5.02.2016
LAWINENGEFAHR-STUFE
Lawinengefahr hauptsächlich im Hochgebirge der Julischen Alpen und westlichen Karawanken Stufe 2, anderswo Stufe 1. Besonders auf windexponierten Hängen Gleitgefahr.
Mittwoch und in der Nacht auf Donnerstag schneite es in den Bergen. In den Julischen Alpen und westlichen Karawanken fielen 20 bis über 30 cm Schnee, im Mittelgebirge und anderswo in unseren Bergen 5 bis ca. 20 cm. Im Hochgebirge war der Schnee trocken und haftete schlecht auf hartem Untergrund, tiefer war er zunächst nass, daher bessere Bindung zwischen Untergrund und Neu-Schnee. Es wehte starker Nordwind, der an südlichen Graten- und Passseiten Windpackungen bildete. Auf windexponierten Hängen ist Neuschnee stellenweise komplett weggeweht. Neuschnee nur bedingt stabil. Bei geringer Zusatzbelastung auf ausreichend steilen Hängen im Hochgebirge und an windgepackten Stellen können Lawinen ausgelöst werden.
SCHNEEVERHÄLTNISSE und AKTUELLER SCHNEEMANTEL-ZUSTAND
Schneemantel derzeit meist trocken und pulvrig, nur auf windexponierten Hängen mit dünner Kruste bedeckt, ähnlich auf sonnigen Hängen besonders im Mittelgebirge. An ausgefegten Stellen hart und vereist.
Schnee in den Bergen noch immer wenig. Im Hochgebirge Julischer Alpen bis ca. 110 cm, anderswo bis ca. 50 cm. Schneemantel reicht unter 1000 m ü. M., aber tiefer meist weniger als 10 cm.

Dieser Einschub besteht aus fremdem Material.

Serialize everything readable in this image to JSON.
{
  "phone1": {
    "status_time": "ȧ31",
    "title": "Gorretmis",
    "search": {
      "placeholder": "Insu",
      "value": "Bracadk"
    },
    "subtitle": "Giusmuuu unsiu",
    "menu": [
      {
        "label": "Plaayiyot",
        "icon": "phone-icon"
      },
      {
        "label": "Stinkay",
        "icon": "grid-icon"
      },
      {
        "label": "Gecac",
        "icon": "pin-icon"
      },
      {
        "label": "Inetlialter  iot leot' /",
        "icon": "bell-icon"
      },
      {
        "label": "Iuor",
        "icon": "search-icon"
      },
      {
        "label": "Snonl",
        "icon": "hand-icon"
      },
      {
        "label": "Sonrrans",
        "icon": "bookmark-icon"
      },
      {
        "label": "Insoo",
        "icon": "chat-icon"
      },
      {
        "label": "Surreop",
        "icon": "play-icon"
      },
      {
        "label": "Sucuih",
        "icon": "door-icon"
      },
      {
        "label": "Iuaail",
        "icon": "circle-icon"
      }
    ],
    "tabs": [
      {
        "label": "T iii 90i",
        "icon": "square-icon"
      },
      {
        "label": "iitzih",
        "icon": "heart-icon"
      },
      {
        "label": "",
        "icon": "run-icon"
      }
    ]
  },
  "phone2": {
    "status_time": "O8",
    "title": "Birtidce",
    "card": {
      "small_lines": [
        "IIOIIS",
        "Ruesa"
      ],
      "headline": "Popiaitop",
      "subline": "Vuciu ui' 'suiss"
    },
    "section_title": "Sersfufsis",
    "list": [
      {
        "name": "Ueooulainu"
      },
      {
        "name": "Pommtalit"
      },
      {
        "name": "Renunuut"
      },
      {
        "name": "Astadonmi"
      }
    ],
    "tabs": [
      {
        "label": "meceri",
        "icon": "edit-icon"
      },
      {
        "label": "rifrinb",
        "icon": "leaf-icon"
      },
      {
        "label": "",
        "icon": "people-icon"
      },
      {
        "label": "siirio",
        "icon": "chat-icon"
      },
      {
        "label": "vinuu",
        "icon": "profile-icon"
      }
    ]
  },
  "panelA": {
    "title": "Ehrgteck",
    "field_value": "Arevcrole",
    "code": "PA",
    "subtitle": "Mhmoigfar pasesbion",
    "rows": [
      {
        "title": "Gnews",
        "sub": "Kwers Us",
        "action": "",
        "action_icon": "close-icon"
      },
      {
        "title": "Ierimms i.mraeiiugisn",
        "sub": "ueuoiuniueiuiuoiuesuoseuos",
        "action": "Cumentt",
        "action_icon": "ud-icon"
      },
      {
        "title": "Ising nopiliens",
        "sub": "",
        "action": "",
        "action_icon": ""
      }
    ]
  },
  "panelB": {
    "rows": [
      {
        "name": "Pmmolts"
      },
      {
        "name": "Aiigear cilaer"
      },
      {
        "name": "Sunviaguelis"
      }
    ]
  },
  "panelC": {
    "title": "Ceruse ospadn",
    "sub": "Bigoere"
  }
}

ERWARTETE WETTERENTWICKLUNG
Morgen meist klar. Tagsüber Zunahme der Bewölkung vor allem in Hügeln nördlicher Primorska und Notranjska sowie Vorbergen westlicher Julischer Alpen. Im Hochgebirge meist noch keine Wolkenkappen erwartet. Südwestwind setzt ein, transportiert Schnee und bildet neue Packungen. Gefrierhöhe steigt bis Abend auf ca. 2500 m, im Nordwesten bleibt unter 1600 m.
Sonntag bewölkt und neblig, etwas kälter. Vor allem in Julischen Alpen und Hügeln nördlicher Primorska Niederschlag. Schneefallgrenze zwischen 800 und 1200 m ü. M. Starker Südwestwind. Montag bewölkt. Niederschläge gelegentlich noch in Kamnik-Savinja-Alpen und westlichen Karawanken, weiter östlich meist nicht. Schneefallgrenze steigt weiter auf 1000-1400 m ü. M. Vor allem in Julischen Alpen und westlichen Karawanken bis Dienstagmorgen möglich 50 bis 100 cm Schnee, anderswo weniger, im Osten gar nichts.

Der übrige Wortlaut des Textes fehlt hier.